Nonetheless, there must always be an a priori reason to orthogonalise one regressor with respect to others in MLR (i.e, effectively assigning the shared variance to the other regressors). One could argue that main effects always have priority over interactions, but I would argue that this is again domain-specific knowledge, and in principle interactions are as interesting as main effects.

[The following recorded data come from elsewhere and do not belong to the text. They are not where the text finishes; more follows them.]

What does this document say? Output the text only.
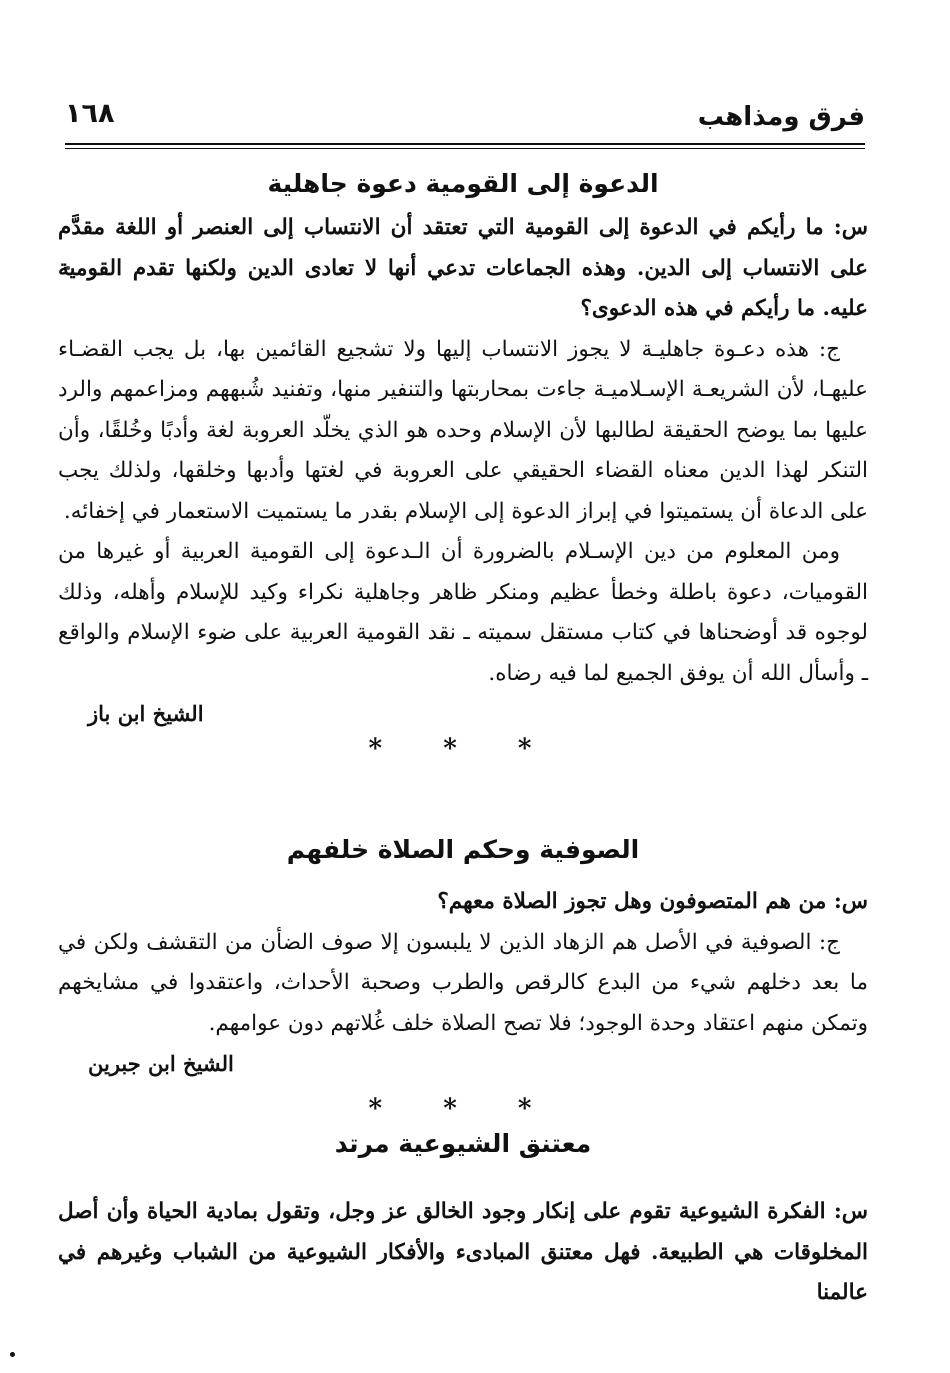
فرق ومذاهب
١٦٨
الدعوة إلى القومية دعوة جاهلية

س: ما رأيكم في الدعوة إلى القومية التي تعتقد أن الانتساب إلى العنصر أو اللغة مقدَّم على الانتساب إلى الدين. وهذه الجماعات تدعي أنها لا تعادى الدين ولكنها تقدم القومية عليه. ما رأيكم في هذه الدعوى؟

ج: هذه دعـوة جاهليـة لا يجوز الانتساب إليها ولا تشجيع القائمين بها، بل يجب القضـاء عليهـا، لأن الشريعـة الإسـلاميـة جاءت بمحاربتها والتنفير منها، وتفنيد شُبههم ومزاعمهم والرد عليها بما يوضح الحقيقة لطالبها لأن الإسلام وحده هو الذي يخلّد العروبة لغة وأدبًا وخُلقًا، وأن التنكر لهذا الدين معناه القضاء الحقيقي على العروبة في لغتها وأدبها وخلقها، ولذلك يجب على الدعاة أن يستميتوا في إبراز الدعوة إلى الإسلام بقدر ما يستميت الاستعمار في إخفائه.

ومن المعلوم من دين الإسـلام بالضرورة أن الـدعوة إلى القومية العربية أو غيرها من القوميات، دعوة باطلة وخطأ عظيم ومنكر ظاهر وجاهلية نكراء وكيد للإسلام وأهله، وذلك لوجوه قد أوضحناها في كتاب مستقل سميته ـ نقد القومية العربية على ضوء الإسلام والواقع ـ وأسأل الله أن يوفق الجميع لما فيه رضاه.

الشيخ ابن باز

* * *

الصوفية وحكم الصلاة خلفهم

س: من هم المتصوفون وهل تجوز الصلاة معهم؟

ج: الصوفية في الأصل هم الزهاد الذين لا يلبسون إلا صوف الضأن من التقشف ولكن في ما بعد دخلهم شيء من البدع كالرقص والطرب وصحبة الأحداث، واعتقدوا في مشايخهم وتمكن منهم اعتقاد وحدة الوجود؛ فلا تصح الصلاة خلف غُلاتهم دون عوامهم.

الشيخ ابن جبرين

* * *

معتنق الشيوعية مرتد

س: الفكرة الشيوعية تقوم على إنكار وجود الخالق عز وجل، وتقول بمادية الحياة وأن أصل المخلوقات هي الطبيعة. فهل معتنق المبادىء والأفكار الشيوعية من الشباب وغيرهم في عالمنا
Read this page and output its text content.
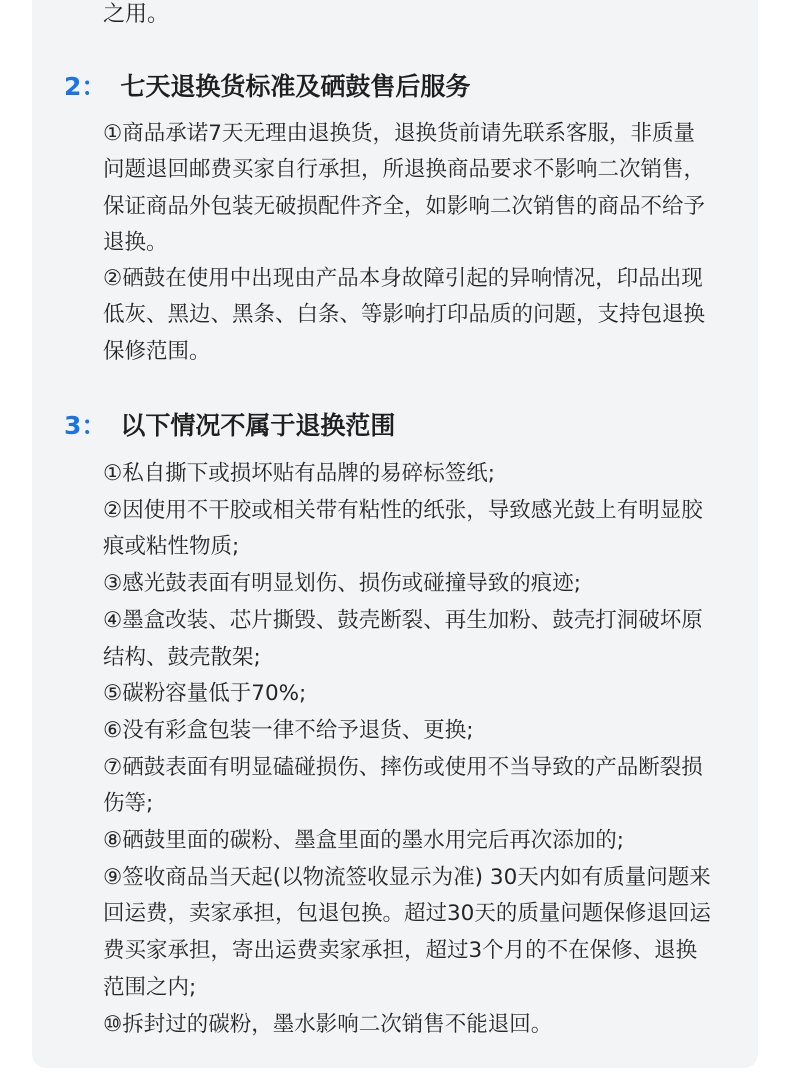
之用。
2： 七天退换货标准及硒鼓售后服务

①商品承诺7天无理由退换货，退换货前请先联系客服，非质量问题退回邮费买家自行承担，所退换商品要求不影响二次销售，保证商品外包装无破损配件齐全，如影响二次销售的商品不给予退换。

②硒鼓在使用中出现由产品本身故障引起的异响情况，印品出现低灰、黑边、黑条、白条、等影响打印品质的问题，支持包退换保修范围。

3： 以下情况不属于退换范围

①私自撕下或损坏贴有品牌的易碎标签纸;

②因使用不干胶或相关带有粘性的纸张，导致感光鼓上有明显胶痕或粘性物质;

③感光鼓表面有明显划伤、损伤或碰撞导致的痕迹;

④墨盒改装、芯片撕毁、鼓壳断裂、再生加粉、鼓壳打洞破坏原结构、鼓壳散架;

⑤碳粉容量低于70%;

⑥没有彩盒包装一律不给予退货、更换;

⑦硒鼓表面有明显磕碰损伤、摔伤或使用不当导致的产品断裂损伤等;

⑧硒鼓里面的碳粉、墨盒里面的墨水用完后再次添加的;

⑨签收商品当天起(以物流签收显示为准) 30天内如有质量问题来回运费，卖家承担，包退包换。超过30天的质量问题保修退回运费买家承担，寄出运费卖家承担，超过3个月的不在保修、退换范围之内;

⑩拆封过的碳粉，墨水影响二次销售不能退回。
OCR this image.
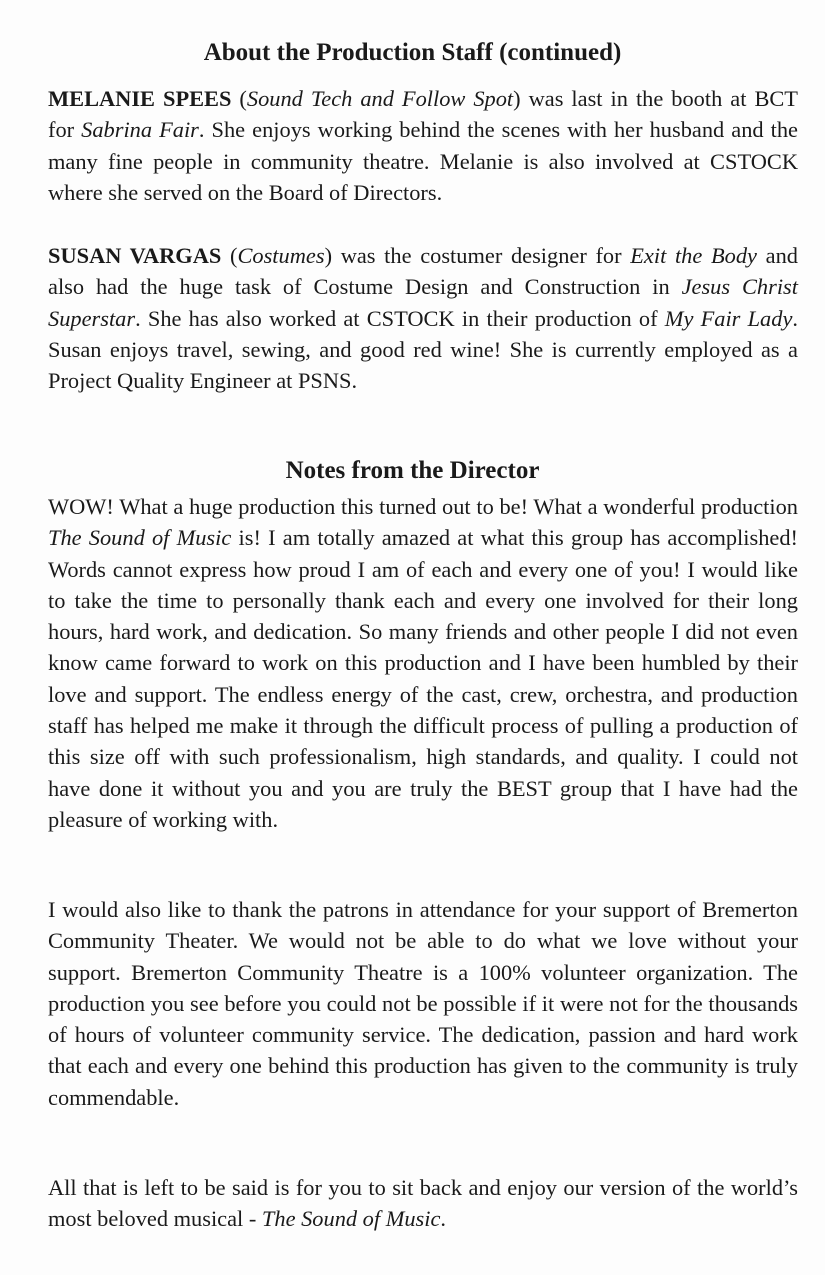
About the Production Staff (continued)

MELANIE SPEES (Sound Tech and Follow Spot) was last in the booth at BCT for Sabrina Fair. She enjoys working behind the scenes with her husband and the many fine people in community theatre. Melanie is also involved at CSTOCK where she served on the Board of Directors.

SUSAN VARGAS (Costumes) was the costumer designer for Exit the Body and also had the huge task of Costume Design and Construction in Jesus Christ Superstar. She has also worked at CSTOCK in their production of My Fair Lady. Susan enjoys travel, sewing, and good red wine! She is currently employed as a Project Quality Engineer at PSNS.

Notes from the Director

WOW! What a huge production this turned out to be! What a wonderful production The Sound of Music is! I am totally amazed at what this group has accomplished! Words cannot express how proud I am of each and every one of you! I would like to take the time to personally thank each and every one involved for their long hours, hard work, and dedication. So many friends and other people I did not even know came forward to work on this production and I have been humbled by their love and support. The endless energy of the cast, crew, orchestra, and production staff has helped me make it through the difficult process of pulling a production of this size off with such professionalism, high standards, and quality. I could not have done it without you and you are truly the BEST group that I have had the pleasure of working with.

I would also like to thank the patrons in attendance for your support of Bremerton Community Theater. We would not be able to do what we love without your support. Bremerton Community Theatre is a 100% volunteer organization. The production you see before you could not be possible if it were not for the thousands of hours of volunteer community service. The dedication, passion and hard work that each and every one behind this production has given to the community is truly commendable.

All that is left to be said is for you to sit back and enjoy our version of the world’s most beloved musical - The Sound of Music.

The relative power of interactions versus main effects in multiple
linear regression depends on a number of considerations, such as the
range of each regressor, the correlation between them, whether there is
additional measurement noise in regressor values, and whether
significance is assessed with simultaneous or sequential testing.
Notwithstanding the caveats mentioned at the start of this piece (e.g,
equal effect sizes), I would argue that, in experimental designs, where
the scaling of factors is arbitrary (ordinal), and main effects and
interactions are orthogonal by design, interactions are equivalent in
their power to main effects, assuming all are either measured within- or
between-subjects (and when one factor is measured within-subject, the
interaction involving that factor gains the same power advantage over
between-subject effects). For field designs, with continuous, measured
variables, I would argue that interactions still do not
*necessarily* have less power, but they can when 1) there is
measurement noise in the variables, 2) when the variables have a
meaningful scale (such that their standardisation is inappropriate) and
their range of values is low, or 3) sequential testing is employed such
that interaction terms are effectively de-emphasised by orthogonalising
(residualising) them with respect to (correlated) main effects.